The rule of construction laid down in section 344 operates only on language which is ambiguous enough, doubtful enough, or general enough to include a city within its possible intent and hence evoke the interpretative aid of section 344. Like other aids of construction, it cannot be called into operation and has no effect, unless the other language to be read with it is ambiguous or of doubtful application.
*501No rule of construction, even one made by the Legislature, allows plain language to be read contrary to manifest meaning. When subdivision 2 of section 12 was amended to provide that the “ maintenance of state highways in towns and incorporated villages ” shall include the “ control ” of snow and ice, the Legislature used terms not open to debate. It defined “ maintenance ’ ’, not generally, but in specific places. It is manifestly not in need of any part of the interpretative aid of section 344, which is, therefore, without any application.
Even if the view be accepted that section 344 could operate directly to permit a general maintenance of State highways in the places within the cities enumerated by its exception, still that permission insofar as maintenance means control of snow and ice is swept away by the opening words of subdivision 2 of section 12 which imposes its terms (maintenance in incorporated villages and towns) notwithstanding “ any inconsistent provisions of this chapter ”.
The contract within the City of Saratoga Springs was beyond the power of the State officer who executed it and for its performance by the other agencies thus undertaking it, the State incurs no tort liability even if the assumption be made that the State would otherwise be liable for the negligence of county officers on the theory that the county was the State’s “ employee ”. This in itself is something different from what has always been the traditional and constitutional relation between the State and its counties.
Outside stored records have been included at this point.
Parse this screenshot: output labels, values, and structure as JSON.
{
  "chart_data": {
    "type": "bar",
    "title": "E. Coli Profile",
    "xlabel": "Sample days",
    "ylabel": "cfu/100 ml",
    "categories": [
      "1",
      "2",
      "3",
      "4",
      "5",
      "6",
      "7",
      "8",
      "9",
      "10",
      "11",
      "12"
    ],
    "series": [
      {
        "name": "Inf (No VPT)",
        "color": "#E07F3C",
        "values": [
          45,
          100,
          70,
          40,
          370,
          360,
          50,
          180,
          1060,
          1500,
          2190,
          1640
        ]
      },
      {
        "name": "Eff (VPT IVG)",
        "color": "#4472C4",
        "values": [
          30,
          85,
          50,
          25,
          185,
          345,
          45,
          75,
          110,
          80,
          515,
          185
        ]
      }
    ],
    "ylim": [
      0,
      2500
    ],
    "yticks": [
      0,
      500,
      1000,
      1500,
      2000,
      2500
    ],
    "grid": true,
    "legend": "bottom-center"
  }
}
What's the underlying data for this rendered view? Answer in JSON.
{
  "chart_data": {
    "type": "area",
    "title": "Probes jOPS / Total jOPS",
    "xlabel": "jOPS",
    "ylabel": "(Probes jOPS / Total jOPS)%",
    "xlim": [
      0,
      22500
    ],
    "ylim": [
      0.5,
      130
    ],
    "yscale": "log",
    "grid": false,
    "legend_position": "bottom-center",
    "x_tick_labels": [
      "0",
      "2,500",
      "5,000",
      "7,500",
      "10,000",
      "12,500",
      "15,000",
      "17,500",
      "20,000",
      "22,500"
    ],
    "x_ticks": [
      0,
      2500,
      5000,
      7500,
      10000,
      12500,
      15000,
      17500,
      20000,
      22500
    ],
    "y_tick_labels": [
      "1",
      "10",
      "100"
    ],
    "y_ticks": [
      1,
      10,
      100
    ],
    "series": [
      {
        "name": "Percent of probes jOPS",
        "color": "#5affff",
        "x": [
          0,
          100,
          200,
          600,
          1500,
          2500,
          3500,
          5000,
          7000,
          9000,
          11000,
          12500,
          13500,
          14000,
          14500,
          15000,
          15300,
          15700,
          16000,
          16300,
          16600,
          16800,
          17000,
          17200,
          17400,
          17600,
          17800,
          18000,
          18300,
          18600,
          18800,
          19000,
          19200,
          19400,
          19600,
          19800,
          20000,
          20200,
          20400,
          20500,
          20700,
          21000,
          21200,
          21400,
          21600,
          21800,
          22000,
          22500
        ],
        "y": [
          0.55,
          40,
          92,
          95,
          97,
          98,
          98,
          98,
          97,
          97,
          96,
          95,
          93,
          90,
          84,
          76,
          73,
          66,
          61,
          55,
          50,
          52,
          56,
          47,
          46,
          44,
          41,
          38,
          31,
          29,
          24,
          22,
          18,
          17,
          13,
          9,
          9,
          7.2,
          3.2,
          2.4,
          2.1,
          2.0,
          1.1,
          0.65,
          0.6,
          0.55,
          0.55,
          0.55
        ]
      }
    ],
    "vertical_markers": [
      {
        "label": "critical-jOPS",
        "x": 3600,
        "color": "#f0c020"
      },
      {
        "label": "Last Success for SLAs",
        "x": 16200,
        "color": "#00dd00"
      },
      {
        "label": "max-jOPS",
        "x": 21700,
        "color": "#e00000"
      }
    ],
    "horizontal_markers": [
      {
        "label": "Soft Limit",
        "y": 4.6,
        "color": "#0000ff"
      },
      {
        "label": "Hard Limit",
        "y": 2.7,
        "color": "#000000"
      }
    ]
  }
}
That State officers construed the statute as authorizing the work in Saratoga Springs when they signed the contract here in issue is not controlling. The court does not usually regard itself bound by administrative interpretations of this kind.
I dissent and vote to reverse the judgment.
Heffereae, Brewster and Deyo, JJ., concur with Foster, P. J.; Bergae, J., dissents, in an opinion.
Judgment of the Court of Claims affirmed, with costs.
Claimant has cross appealed on the ground that the awards for wrongful death and conscious suffering are inadequate. We find no merit to this appeal.